Berhadapan dengan penghuni dunia maya entah itu di facebooktwitter maupun Kompasiana ini menimbulkan efek positif dan negatif bagi masing-masing kita, terutama saya sendiri. Interaksi yang saya lakukan sejauh ini adalah reaksi yang normal-normal saja dimana saya menuliskan suatu tulisan maupun komentar yang cukup serius apabila memang saya harus serius dan cukup menguasai bahan tulisan atau berkomentar yang berupa candaan bila saya tak tahu harus berkomentar apa.
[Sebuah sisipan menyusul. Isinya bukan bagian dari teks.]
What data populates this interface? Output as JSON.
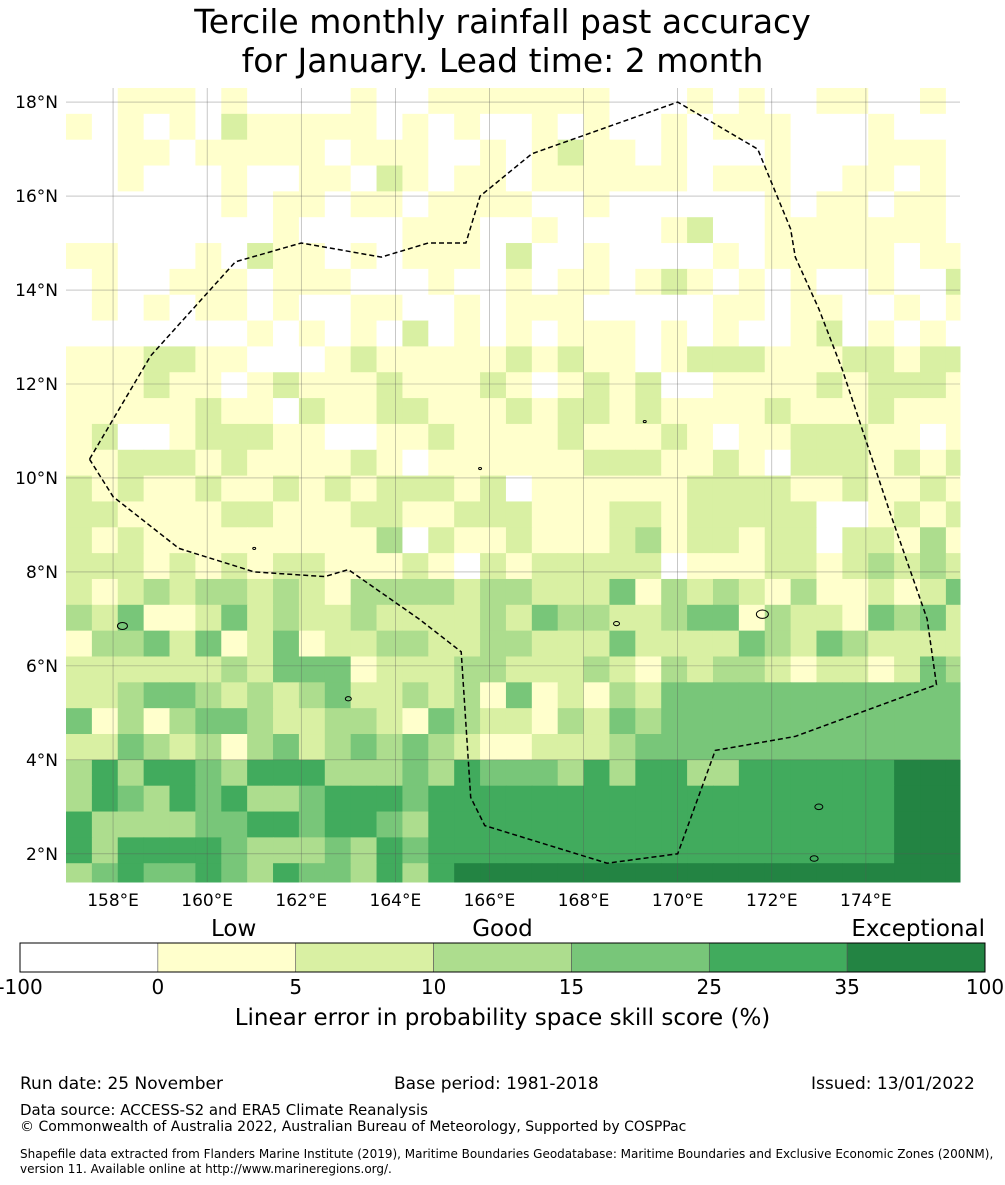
{
  "title_line1": "Tercile monthly rainfall past accuracy",
  "title_line2": "for January. Lead time: 2 month",
  "map": {
    "lon_range": [
      157,
      176
    ],
    "lat_range": [
      1.4,
      18.3
    ],
    "lat_ticks": [
      {
        "value": 18,
        "label": "18°N"
      },
      {
        "value": 16,
        "label": "16°N"
      },
      {
        "value": 14,
        "label": "14°N"
      },
      {
        "value": 12,
        "label": "12°N"
      },
      {
        "value": 10,
        "label": "10°N"
      },
      {
        "value": 8,
        "label": "8°N"
      },
      {
        "value": 6,
        "label": "6°N"
      },
      {
        "value": 4,
        "label": "4°N"
      },
      {
        "value": 2,
        "label": "2°N"
      }
    ],
    "lon_ticks": [
      {
        "value": 158,
        "label": "158°E"
      },
      {
        "value": 160,
        "label": "160°E"
      },
      {
        "value": 162,
        "label": "162°E"
      },
      {
        "value": 164,
        "label": "164°E"
      },
      {
        "value": 166,
        "label": "166°E"
      },
      {
        "value": 168,
        "label": "168°E"
      },
      {
        "value": 170,
        "label": "170°E"
      },
      {
        "value": 172,
        "label": "172°E"
      },
      {
        "value": 174,
        "label": "174°E"
      }
    ],
    "grid": true,
    "eez_boundary": [
      [
        157.5,
        10.4
      ],
      [
        158,
        9.6
      ],
      [
        159.4,
        8.5
      ],
      [
        161,
        8
      ],
      [
        162.5,
        7.9
      ],
      [
        163,
        8.05
      ],
      [
        164.5,
        7
      ],
      [
        165.4,
        6.3
      ],
      [
        165.6,
        3.2
      ],
      [
        165.9,
        2.6
      ],
      [
        168.5,
        1.8
      ],
      [
        170,
        2
      ],
      [
        170.8,
        4.2
      ],
      [
        172.5,
        4.5
      ],
      [
        175.5,
        5.6
      ],
      [
        175.3,
        7
      ],
      [
        174.5,
        9.3
      ],
      [
        174,
        10.8
      ],
      [
        173.5,
        12.3
      ],
      [
        173,
        13.6
      ],
      [
        172.5,
        14.7
      ],
      [
        172.4,
        15.3
      ],
      [
        171.7,
        17
      ],
      [
        170,
        18
      ],
      [
        166.9,
        16.9
      ],
      [
        165.8,
        16
      ],
      [
        165.5,
        15
      ],
      [
        164.7,
        15
      ],
      [
        163.7,
        14.7
      ],
      [
        162,
        15
      ],
      [
        160.6,
        14.6
      ],
      [
        158.8,
        12.6
      ],
      [
        157.5,
        10.4
      ]
    ]
  },
  "colorbar": {
    "categories": [
      {
        "label": "Low"
      },
      {
        "label": "Good"
      },
      {
        "label": "Exceptional"
      }
    ],
    "bins": [
      {
        "color": "#ffffff"
      },
      {
        "color": "#ffffcc"
      },
      {
        "color": "#d9f0a3"
      },
      {
        "color": "#addd8e"
      },
      {
        "color": "#78c679"
      },
      {
        "color": "#41ab5d"
      },
      {
        "color": "#238443"
      }
    ],
    "ticks": [
      "-100",
      "0",
      "5",
      "10",
      "15",
      "25",
      "35",
      "100"
    ],
    "label": "Linear error in probability space skill score (%)"
  },
  "footer": {
    "run_date": "Run date: 25 November",
    "base_period": "Base period: 1981-2018",
    "issued": "Issued: 13/01/2022",
    "data_source": "Data source: ACCESS-S2 and ERA5 Climate Reanalysis",
    "copyright": "© Commonwealth of Australia 2022, Australian Bureau of Meteorology, Supported by COSPPac",
    "shapefile_line1": "Shapefile data extracted from Flanders Marine Institute (2019), Maritime Boundaries Geodatabase: Maritime Boundaries and Exclusive Economic Zones (200NM),",
    "shapefile_line2": "version 11. Available online at http://www.marineregions.org/."
  }
}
Namun, yang sangat saya sayangkan adalah tulisan atau kolom komentar tersebut digunakan untuk menyerang si empunya tulisan atau siapapun yang komentarnya bisa dijadikan bahan perdebatan. Dulu, para komentator seperti itu sering saya temui bahkan cukup sering saya temui. Apalagi saat itu saya menjadi korban. Isi komentarnya begitu, terkadang tidak sesuai dengan konten tulisan. Tulisan itu isinya A, si komentator menuliskan komentar B.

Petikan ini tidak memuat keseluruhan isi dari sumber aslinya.